Miike’s characters may yearn for home and group belonging, but in his world of nomadic homelessness, that is an impossibility. Even Bird People of China, while evoking a Lost Horizon paradise, presents that lost home as a impossibility - or a dream in a character’s head.

Miike’s cinema reflects this rootlessness. The extreme, sometime absurd episodes, delightful in their audacity and cinematic virtuosity, are less homages to manga than exemplars of images without basis. This can both be the source of the pleasure of watching his films, as well as the explanation for the melancholy of many of his characters.
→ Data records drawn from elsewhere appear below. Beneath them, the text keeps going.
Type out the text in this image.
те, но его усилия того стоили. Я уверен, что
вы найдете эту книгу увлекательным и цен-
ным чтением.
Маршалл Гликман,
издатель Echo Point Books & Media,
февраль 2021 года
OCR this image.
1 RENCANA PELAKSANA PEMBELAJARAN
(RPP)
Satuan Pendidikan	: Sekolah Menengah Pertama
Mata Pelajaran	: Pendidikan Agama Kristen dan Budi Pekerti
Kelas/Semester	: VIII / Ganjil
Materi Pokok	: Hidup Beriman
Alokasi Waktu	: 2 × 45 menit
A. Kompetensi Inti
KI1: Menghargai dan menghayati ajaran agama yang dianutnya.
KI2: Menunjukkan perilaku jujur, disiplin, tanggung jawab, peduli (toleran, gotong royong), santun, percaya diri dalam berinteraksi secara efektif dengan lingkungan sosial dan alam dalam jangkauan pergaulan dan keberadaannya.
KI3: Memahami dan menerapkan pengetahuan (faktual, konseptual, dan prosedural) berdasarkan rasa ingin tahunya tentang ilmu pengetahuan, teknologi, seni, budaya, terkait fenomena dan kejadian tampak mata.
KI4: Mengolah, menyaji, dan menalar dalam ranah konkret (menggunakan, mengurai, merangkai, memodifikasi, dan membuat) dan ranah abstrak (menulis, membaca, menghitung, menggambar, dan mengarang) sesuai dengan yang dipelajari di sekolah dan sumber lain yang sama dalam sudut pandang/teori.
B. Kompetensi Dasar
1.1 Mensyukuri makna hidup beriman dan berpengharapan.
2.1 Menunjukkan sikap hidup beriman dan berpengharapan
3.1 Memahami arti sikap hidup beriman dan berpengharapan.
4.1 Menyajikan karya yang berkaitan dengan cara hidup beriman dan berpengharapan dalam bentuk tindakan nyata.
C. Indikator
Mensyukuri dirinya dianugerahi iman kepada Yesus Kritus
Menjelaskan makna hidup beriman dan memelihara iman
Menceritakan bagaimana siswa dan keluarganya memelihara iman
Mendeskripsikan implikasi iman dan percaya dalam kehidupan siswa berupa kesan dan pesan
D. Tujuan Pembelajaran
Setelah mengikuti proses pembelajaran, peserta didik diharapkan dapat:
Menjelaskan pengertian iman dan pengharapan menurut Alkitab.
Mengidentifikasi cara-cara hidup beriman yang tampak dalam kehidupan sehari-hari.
Without homes, seeking a place to call their own in a world that makes that impossible, they often, like in Ley Lines (“Nihon kuroshakai Ley Lines,” 1999), try to escape this claustrophobic Japan only to fail. The sometimes comedic Dead or Alive - particularly the outrageously absurd surprise ending - represents the explosion of frustration against that: if we can’t get out of this mess, blow it up.

Perhaps Dead or Alive is Miike’s maniacal laugh at the end of the world.